Improved Bayesian Regret Bounds for Thompson Sampling in Reinforcement Learning
This work provides foundational theoretical guarantees for Thompson Sampling in RL, addressing a key problem for researchers and practitioners in reinforcement learning and decision-making under uncertainty.
The paper tackles the problem of analyzing Bayesian regret bounds for Thompson Sampling in reinforcement learning, proving the first such bounds in multiple settings and achieving an upper bound of order O~(H√(d_l1 T)), with concrete bounds derived for tabular, linear, and finite mixture environments.
In this paper, we prove the first Bayesian regret bounds for Thompson Sampling in reinforcement learning in a multitude of settings.
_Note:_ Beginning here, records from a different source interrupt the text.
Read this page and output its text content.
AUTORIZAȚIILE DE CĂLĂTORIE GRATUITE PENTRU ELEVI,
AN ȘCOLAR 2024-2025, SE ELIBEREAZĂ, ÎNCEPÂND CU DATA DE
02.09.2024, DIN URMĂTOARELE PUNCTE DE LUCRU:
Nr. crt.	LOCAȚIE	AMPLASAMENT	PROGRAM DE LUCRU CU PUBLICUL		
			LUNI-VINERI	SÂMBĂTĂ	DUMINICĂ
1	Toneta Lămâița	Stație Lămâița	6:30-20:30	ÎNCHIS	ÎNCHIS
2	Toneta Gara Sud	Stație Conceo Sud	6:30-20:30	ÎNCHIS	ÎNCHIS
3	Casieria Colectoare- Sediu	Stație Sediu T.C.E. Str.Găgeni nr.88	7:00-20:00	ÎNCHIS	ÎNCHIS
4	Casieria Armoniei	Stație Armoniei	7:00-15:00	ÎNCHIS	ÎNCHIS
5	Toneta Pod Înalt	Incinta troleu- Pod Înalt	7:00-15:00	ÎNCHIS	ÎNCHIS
We simplify the learning problem using a discrete set of surrogate environments, and present a refined analysis of the information ratio using posterior consistency. This leads to an upper bound of order $\widetilde{O}(H\sqrt{d_{l_1}T})$ in the time inhomogeneous reinforcement learning problem where $H$ is the episode length and $d_{l_1}$ is the Kolmogorov $l_1-$dimension of the space of environments. We then find concrete bounds of $d_{l_1}$ in a variety of settings, such as tabular, linear and finite mixtures, and discuss how how our results are either the first of their kind or improve the state-of-the-art.